It’s one way in which popular brands become victims of their own success, and in the case of Apple, it’s the iconic AirPods that seem to be most frequently ripped off by second-rate companies looking to make a quick buck.

After all, it’s considerably harder to counterfeit an iPhone (although that hasn’t stopped companies from trying), so with the AirPods being both easier to knock off and overwhelmingly popular, they’re a much more lucrative business for counterfeiters.

In fact, it’s such a problem that US Customs is constantly on the guard for fake AirPods — to the point of often mistakenly seizing other legitimate products just because they bear a passing resemblance to Apple’s iconic white earbuds.

Despite those occasional missteps, however, customs officials still seize hundreds of thousands of actual fakes every year, and according to The Information, approximately 360,000 of those over the last nine months were products purporting to be AirPods.

According to US Customs officials, these products had a retail value of $62.2 million, and represented an increase from a mere $3.3 million worth of products in 2019.

What’s worse, however, is that these are only the products that customs officials actually manage to catch coming into the US, which means that they represent a fraction of the total number of counterfeits being made. Not only do some fakes still make it into the US, but of course, there are likely millions more being sold in other countries around the world.

As The Information adds, this could work out to as much as $3.2 billion this year alone in lost AirPods revenue for Apple.

Based on a 2016 estimate from the US Chamber of Commerce, seized counterfeit products represent only a paltry 2.5% of the world’s physical counterfeiting. If this statistic holds true for AirPods — and if anything, it’s probably even higher considering the desirability of Apple’s wireless earbuds — that suggests that there are almost 15,000,000 fake AirPods out in the wild.

Of course, like many estimates of lost revenue, the $3.2 billion could be a bit of a stretch, since it assumes that everyone who bought counterfeit AirPods would opt for the real thing if the knock-offs weren’t available.

Similar arguments have been made for years when it comes to things like software and music piracy, but these estimates always fail to factor in the number of people who are only using the products because they’re significantly cheaper, or even free.

To be clear, however, we’re only talking about actual counterfeit AirPods here — fake products that mislead buyers into thinking they’re legitimate AirPods.
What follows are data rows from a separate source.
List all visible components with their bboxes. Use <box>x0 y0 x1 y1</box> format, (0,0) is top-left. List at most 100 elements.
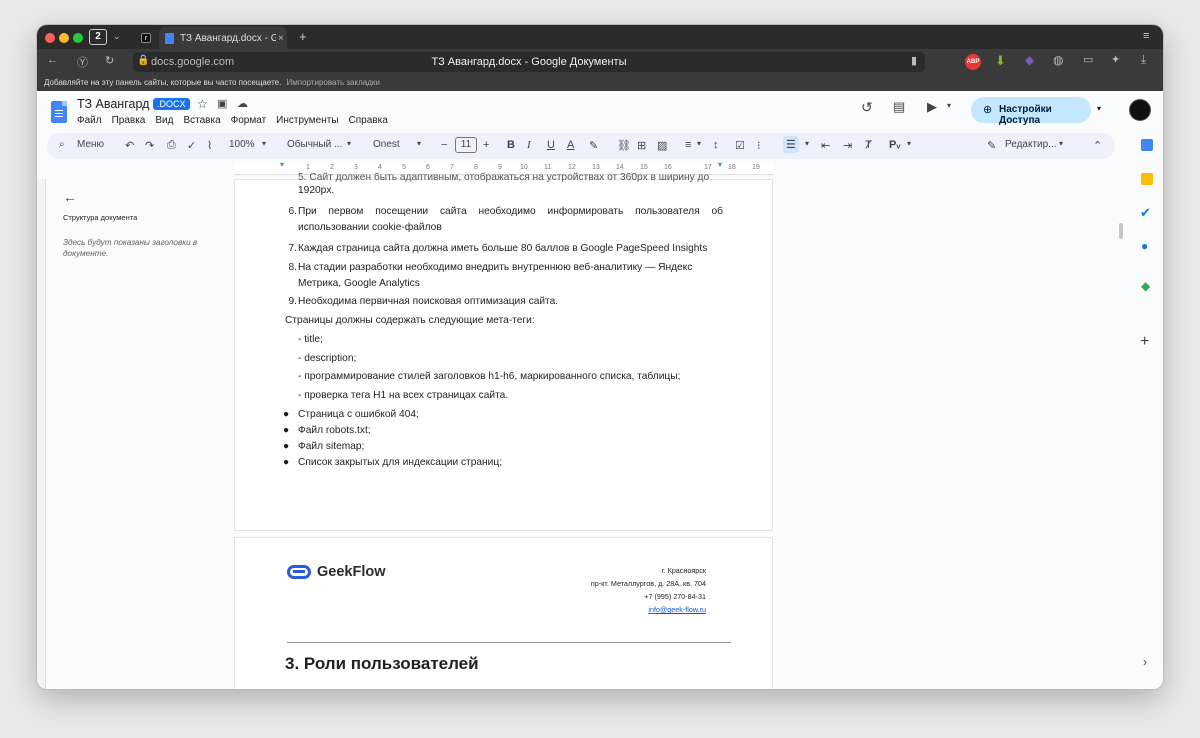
image-icon[interactable]: ▨ <box>657 139 667 152</box>
docs-logo-icon[interactable] <box>51 101 67 123</box>
puzzle-icon[interactable]: ✦ <box>1111 53 1120 66</box>
style-dropdown-icon[interactable]: ▾ <box>347 139 351 148</box>
extension-icon[interactable]: ◆ <box>1025 53 1034 67</box>
new-tab-icon[interactable]: + <box>299 29 307 44</box>
menu-edit[interactable]: Правка <box>112 115 146 126</box>
move-folder-icon[interactable]: ▣ <box>217 97 227 110</box>
chevron-down-icon[interactable]: ⌄ <box>113 31 121 42</box>
adblock-icon[interactable]: ABP <box>965 54 981 70</box>
calendar-icon[interactable] <box>1141 139 1153 151</box>
italic-icon[interactable]: I <box>527 139 531 151</box>
link-icon[interactable]: ⛓ <box>617 139 631 152</box>
align-dropdown-icon[interactable]: ▾ <box>697 139 701 148</box>
underline-icon[interactable]: U <box>547 139 555 151</box>
cloud-status-icon[interactable]: ☁ <box>237 97 248 110</box>
document-page[interactable]: 5. Сайт должен быть адаптивным, отобража… <box>234 172 773 531</box>
star-icon[interactable]: ☆ <box>197 97 208 111</box>
vertical-ruler[interactable] <box>37 179 46 689</box>
search-menus-input[interactable]: Меню <box>77 139 104 150</box>
bulleted-list-icon[interactable]: ⁝ <box>757 139 761 152</box>
menu-insert[interactable]: Вставка <box>183 115 220 126</box>
decrease-indent-icon[interactable]: ⇤ <box>821 139 830 152</box>
tasks-icon[interactable]: ✔ <box>1140 205 1151 221</box>
back-arrow-icon[interactable]: ← <box>63 189 77 205</box>
close-tab-icon[interactable]: × <box>278 33 284 44</box>
minimize-window-icon[interactable] <box>59 33 69 43</box>
zoom-select[interactable]: 100% <box>229 139 255 150</box>
add-comment-icon[interactable]: ⊞ <box>637 139 646 152</box>
meet-dropdown-icon[interactable]: ▾ <box>947 101 951 110</box>
increase-font-icon[interactable]: + <box>483 139 489 151</box>
menu-tools[interactable]: Инструменты <box>276 115 338 126</box>
left-indent-marker[interactable]: ▾ <box>280 160 284 169</box>
import-bookmarks-link[interactable]: Импортировать закладки <box>287 78 380 87</box>
avatar[interactable] <box>1129 99 1151 121</box>
edit-mode-select[interactable]: Редактир... <box>1005 139 1057 150</box>
comments-icon[interactable]: ▤ <box>893 99 905 115</box>
style-select[interactable]: Обычный ... <box>287 139 342 150</box>
input-tools-dropdown-icon[interactable]: ▾ <box>907 139 911 148</box>
url-field[interactable]: 🔒 docs.google.com ТЗ Авангард.docx - Goo… <box>133 52 925 72</box>
bookmark-icon[interactable]: ▮ <box>911 54 917 67</box>
downloads-icon[interactable]: ⤓ <box>1141 52 1146 67</box>
checklist-icon[interactable]: ☑ <box>735 139 745 152</box>
company-email-link[interactable]: info@geek-flow.ru <box>591 603 706 616</box>
edit-mode-dropdown-icon[interactable]: ▾ <box>1059 139 1063 148</box>
increase-indent-icon[interactable]: ⇥ <box>843 139 852 152</box>
collapse-toolbar-icon[interactable]: ⌃ <box>1093 139 1102 152</box>
globe-icon[interactable]: ◍ <box>1053 53 1063 67</box>
menu-format[interactable]: Формат <box>231 115 267 126</box>
share-dropdown-icon[interactable]: ▾ <box>1097 104 1101 113</box>
menu-icon[interactable]: ≡ <box>1143 30 1149 42</box>
align-icon[interactable]: ≡ <box>685 139 691 151</box>
doc-title[interactable]: ТЗ Авангард <box>77 97 149 111</box>
download-ext-icon[interactable]: ⬇ <box>995 53 1006 69</box>
reload-icon[interactable]: ↻ <box>105 54 114 67</box>
menu-help[interactable]: Справка <box>349 115 388 126</box>
paint-format-icon[interactable]: ⌇ <box>207 139 212 152</box>
clear-format-icon[interactable]: Ⱦ <box>865 139 872 151</box>
redo-icon[interactable]: ↷ <box>145 139 154 152</box>
meet-icon[interactable]: ▶ <box>927 99 937 115</box>
text-color-icon[interactable]: A <box>567 139 574 151</box>
contacts-icon[interactable]: ● <box>1141 239 1148 253</box>
expand-panel-icon[interactable]: › <box>1143 655 1147 669</box>
document-page[interactable]: GeekFlow г. Красноярск пр-кт. Металлурго… <box>234 537 773 689</box>
add-addon-icon[interactable]: + <box>1140 333 1149 351</box>
scrollbar-thumb[interactable] <box>1119 223 1123 239</box>
print-icon[interactable]: ⎙ <box>167 139 176 152</box>
menu-bar: Файл Правка Вид Вставка Формат Инструмен… <box>77 115 388 126</box>
undo-icon[interactable]: ↶ <box>125 139 134 152</box>
zoom-dropdown-icon[interactable]: ▾ <box>262 139 266 148</box>
battery-icon[interactable]: ▭ <box>1083 53 1093 66</box>
right-indent-marker[interactable]: ▾ <box>718 160 722 169</box>
back-icon[interactable]: ← <box>47 54 58 66</box>
font-size-input[interactable]: 11 <box>455 137 477 153</box>
maps-icon[interactable]: ◆ <box>1141 279 1150 293</box>
menu-view[interactable]: Вид <box>155 115 173 126</box>
keep-icon[interactable] <box>1141 173 1153 185</box>
history-icon[interactable]: ↺ <box>861 99 873 116</box>
tab-active[interactable]: ТЗ Авангард.docx - Goo × <box>159 27 287 49</box>
bold-icon[interactable]: B <box>507 139 515 151</box>
yandex-icon[interactable]: Ⓨ <box>77 54 88 70</box>
docs-favicon-icon <box>165 32 174 44</box>
share-button[interactable]: ⊕ Настройки Доступа ▾ <box>971 97 1101 126</box>
list-number: 6. <box>288 206 298 217</box>
line-spacing-icon[interactable]: ↕ <box>713 139 719 151</box>
numbered-dropdown-icon[interactable]: ▾ <box>805 139 809 148</box>
decrease-font-icon[interactable]: − <box>441 139 447 151</box>
close-window-icon[interactable] <box>45 33 55 43</box>
input-tools-icon[interactable]: Pᵥ <box>889 139 900 151</box>
tab-counter[interactable]: 2 <box>89 29 107 45</box>
search-menus-icon[interactable]: ⌕ <box>59 139 65 150</box>
highlight-icon[interactable]: ✎ <box>589 139 598 152</box>
font-select[interactable]: Onest <box>373 139 400 150</box>
font-dropdown-icon[interactable]: ▾ <box>417 139 421 148</box>
pinned-tab[interactable]: r <box>135 27 157 49</box>
menu-file[interactable]: Файл <box>77 115 102 126</box>
outline-empty-text: Здесь будут показаны заголовки в докумен… <box>63 238 198 258</box>
numbered-list-icon[interactable]: ☰ <box>783 136 799 153</box>
spellcheck-icon[interactable]: ✓ <box>187 139 196 152</box>
maximize-window-icon[interactable] <box>73 33 83 43</box>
The estimates don’t include legitimate white earbuds that simply happen to look like AirPods.

Counterfeit AirPods fit into two general categories, with some designed to be so convincing that they can be sold at near-market prices, easily duping unsuspecting buyers into thinking that they’re getting a legitimate Apple product. However, others are sold at such low prices that it’s hard to imagine anybody buying them could believe that they’re getting real AirPods. Even so, however, somebody paying bargain-basement prices is far less likely to be in the market for the real thing.

In most cases, these fake AirPods offer basic Bluetooth headphone capabilities, which can easily fool buyers into thinking that they got a good deal. However, they almost never include any of the other advanced AirPods features, such as seamless pairing and “Hey Siri” support.

Even if they’re functional as Bluetooth headphones, however, fake products can pose serious safety risks. After all, companies that are unscrupulous enough to create knock-offs of products from other companies aren’t going to be especially diligent when it comes to things like regulatory certifications. While the most serious risk obviously comes from counterfeit chargers, even AirPods still include components like batteries that can leak or catch fire if they’re not properly made.

Fortunately, it’s not hard to avoid buying a counterfeit Apple product or accessory if you simply follow a few common-sense tips, the most important of which is to remember that deals that seem too good to be true almost always are.